Ancaman Hukuman Berat bagi Perekrut TPPO
Tersangka H.R dijerat dengan Pasal 4 Undang-Undang Nomor 21 Tahun 2007 tentang TPPO dan Pasal 81 Undang-Undang Nomor 18 Tahun 2017 tentang Perlindungan Pekerja Migran Indonesia. Ancaman hukuman yang diberikan sangat berat, yaitu:
- Minimal 3 tahun dan maksimal 15 tahun penjara
- Denda hingga Rp600 juta
Brigjen Pol Nurul Azizah menegaskan bahwa Polri akan terus menelusuri jaringan pelaku yang terlibat dalam perdagangan manusia ini.
“Kami akan terus mengembangkan kasus ini untuk menjerat aktor intelektual maupun pihak-pihak yang terlibat dalam pengiriman pekerja migran secara ilegal. Ini menjadi perhatian serius kami karena menyangkut perlindungan WNI,” tegasnya.

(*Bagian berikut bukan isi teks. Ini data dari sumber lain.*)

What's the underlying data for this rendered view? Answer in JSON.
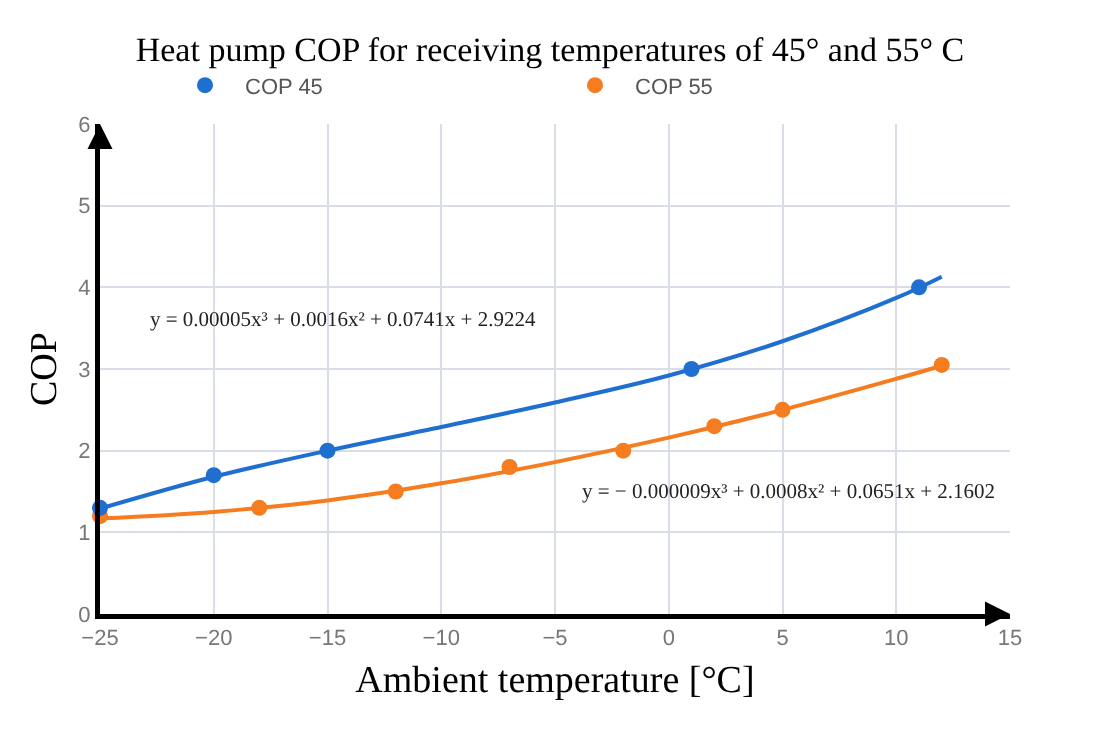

Kasus TPPO 699 WNI ke Myanmar ini juga menarik perhatian pemerintah Indonesia. Kementerian Luar Negeri telah berkoordinasi dengan pihak berwenang di Thailand dan Myanmar untuk memastikan perlindungan bagi WNI yang masih berada di wilayah konflik.

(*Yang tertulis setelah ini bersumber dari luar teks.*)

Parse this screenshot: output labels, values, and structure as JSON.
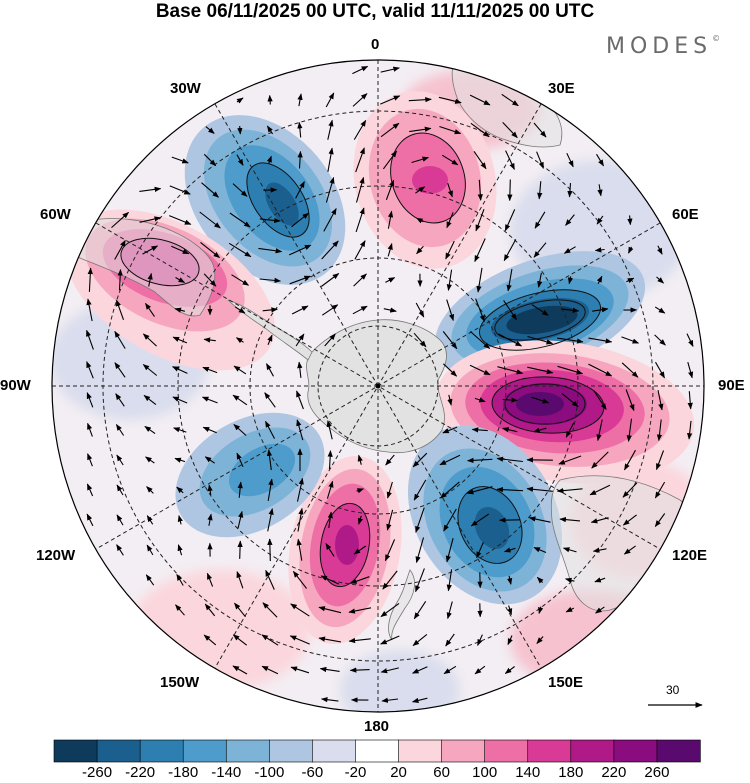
{
  "header": {
    "title": "Base 06/11/2025 00 UTC, valid 11/11/2025 00 UTC",
    "brand": "MODES",
    "brand_mark": "©"
  },
  "map": {
    "projection": "south-polar-stereographic",
    "labels": {
      "lon_0": "0",
      "lon_30e": "30E",
      "lon_60e": "60E",
      "lon_90e": "90E",
      "lon_120e": "120E",
      "lon_150e": "150E",
      "lon_180": "180",
      "lon_150w": "150W",
      "lon_120w": "120W",
      "lon_90w": "90W",
      "lon_60w": "60W",
      "lon_30w": "30W"
    },
    "reference_vector": "30"
  },
  "colorbar": {
    "colors": [
      "#0e3b5c",
      "#1b5f8f",
      "#2d7fb2",
      "#4d9ccb",
      "#7eb3d8",
      "#aec6e2",
      "#d9dded",
      "#ffffff",
      "#fbd6dc",
      "#f6a6bf",
      "#ee6fa6",
      "#d93a96",
      "#b01a88",
      "#8a0c7e",
      "#5a0a6e"
    ],
    "ticks": [
      "-260",
      "-220",
      "-180",
      "-140",
      "-100",
      "-60",
      "-20",
      "20",
      "60",
      "100",
      "140",
      "180",
      "220",
      "260"
    ]
  },
  "colors": {
    "land": "#e2e2e2",
    "coast": "#777777",
    "grid": "#222222"
  }
}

Imbauan Polri: Waspada Terhadap Tawaran Kerja di Luar Negeri
Sebagai upaya pencegahan agar tidak ada lagi kasus TPPO 699 WNI ke Myanmar di masa depan, Polri mengimbau masyarakat untuk berhati-hati dalam menerima tawaran kerja ke luar negeri.
“Pastikan seluruh proses migrasi dilakukan secara legal dan terverifikasi oleh instansi yang berwenang. Jangan terjebak iming-iming yang berujung pada eksploitasi,” imbau Brigjen Pol Nurul Azizah.

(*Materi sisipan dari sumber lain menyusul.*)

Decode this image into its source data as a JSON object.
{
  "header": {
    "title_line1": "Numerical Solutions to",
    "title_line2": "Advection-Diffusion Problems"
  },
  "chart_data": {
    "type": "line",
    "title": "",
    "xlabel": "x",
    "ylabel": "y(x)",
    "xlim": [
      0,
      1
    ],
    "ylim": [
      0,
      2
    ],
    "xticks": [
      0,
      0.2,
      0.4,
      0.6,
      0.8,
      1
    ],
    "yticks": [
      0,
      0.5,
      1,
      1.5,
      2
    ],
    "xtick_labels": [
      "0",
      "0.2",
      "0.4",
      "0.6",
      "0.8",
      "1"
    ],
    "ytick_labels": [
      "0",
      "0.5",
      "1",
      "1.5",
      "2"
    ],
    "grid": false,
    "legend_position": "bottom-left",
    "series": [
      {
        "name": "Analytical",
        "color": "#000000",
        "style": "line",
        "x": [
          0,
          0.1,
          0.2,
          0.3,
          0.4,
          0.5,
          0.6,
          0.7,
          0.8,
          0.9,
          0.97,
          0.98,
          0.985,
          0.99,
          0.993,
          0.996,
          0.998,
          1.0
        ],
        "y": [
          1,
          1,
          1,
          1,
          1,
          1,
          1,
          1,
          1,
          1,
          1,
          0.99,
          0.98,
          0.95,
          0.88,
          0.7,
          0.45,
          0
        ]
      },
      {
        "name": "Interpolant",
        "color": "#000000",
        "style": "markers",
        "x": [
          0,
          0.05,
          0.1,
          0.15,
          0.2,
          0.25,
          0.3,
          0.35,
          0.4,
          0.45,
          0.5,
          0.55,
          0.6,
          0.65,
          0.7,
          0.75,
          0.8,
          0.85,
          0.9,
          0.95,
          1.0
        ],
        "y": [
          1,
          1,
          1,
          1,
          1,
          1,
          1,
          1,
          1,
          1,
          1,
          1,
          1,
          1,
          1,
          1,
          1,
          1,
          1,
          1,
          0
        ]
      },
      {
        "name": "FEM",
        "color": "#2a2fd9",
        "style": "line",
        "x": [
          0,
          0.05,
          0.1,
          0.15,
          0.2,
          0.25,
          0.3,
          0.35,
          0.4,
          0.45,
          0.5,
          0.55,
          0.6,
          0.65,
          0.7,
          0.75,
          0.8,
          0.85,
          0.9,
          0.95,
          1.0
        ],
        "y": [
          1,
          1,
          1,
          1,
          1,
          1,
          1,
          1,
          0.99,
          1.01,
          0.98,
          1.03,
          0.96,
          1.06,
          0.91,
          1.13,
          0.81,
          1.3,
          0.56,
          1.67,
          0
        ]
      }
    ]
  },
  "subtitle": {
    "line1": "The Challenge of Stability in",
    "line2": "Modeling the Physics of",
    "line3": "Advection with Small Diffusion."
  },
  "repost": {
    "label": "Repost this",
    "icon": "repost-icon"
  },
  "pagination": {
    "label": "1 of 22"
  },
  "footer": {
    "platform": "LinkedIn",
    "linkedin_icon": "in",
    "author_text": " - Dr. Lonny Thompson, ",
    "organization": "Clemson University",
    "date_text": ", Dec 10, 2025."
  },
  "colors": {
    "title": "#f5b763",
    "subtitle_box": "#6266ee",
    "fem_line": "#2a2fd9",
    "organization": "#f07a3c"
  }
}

Untuk menghindari perdagangan manusia dan eksploitasi tenaga kerja, calon pekerja migran harus memastikan bahwa mereka memiliki:
- Kontrak kerja yang jelas dan resmi
- Visa dan dokumen perjalanan yang sah
- Jaminan keselamatan dan perlindungan dari pemerintah
- Informasi lengkap mengenai tempat kerja dan kondisi kerja di luar negeri
Selain itu, Polri juga meminta masyarakat untuk melaporkan setiap dugaan perekrutan ilegal yang mencurigakan.
Jika menemukan tawaran kerja yang tidak jelas dan mencurigakan, masyarakat bisa melapor ke Call Center 110 atau kantor kepolisian terdekat.
Upaya Pemerintah dalam Memberantas TPPO
Pemerintah Indonesia terus berkomitmen untuk memberantas jaringan TPPO yang merugikan pekerja migran.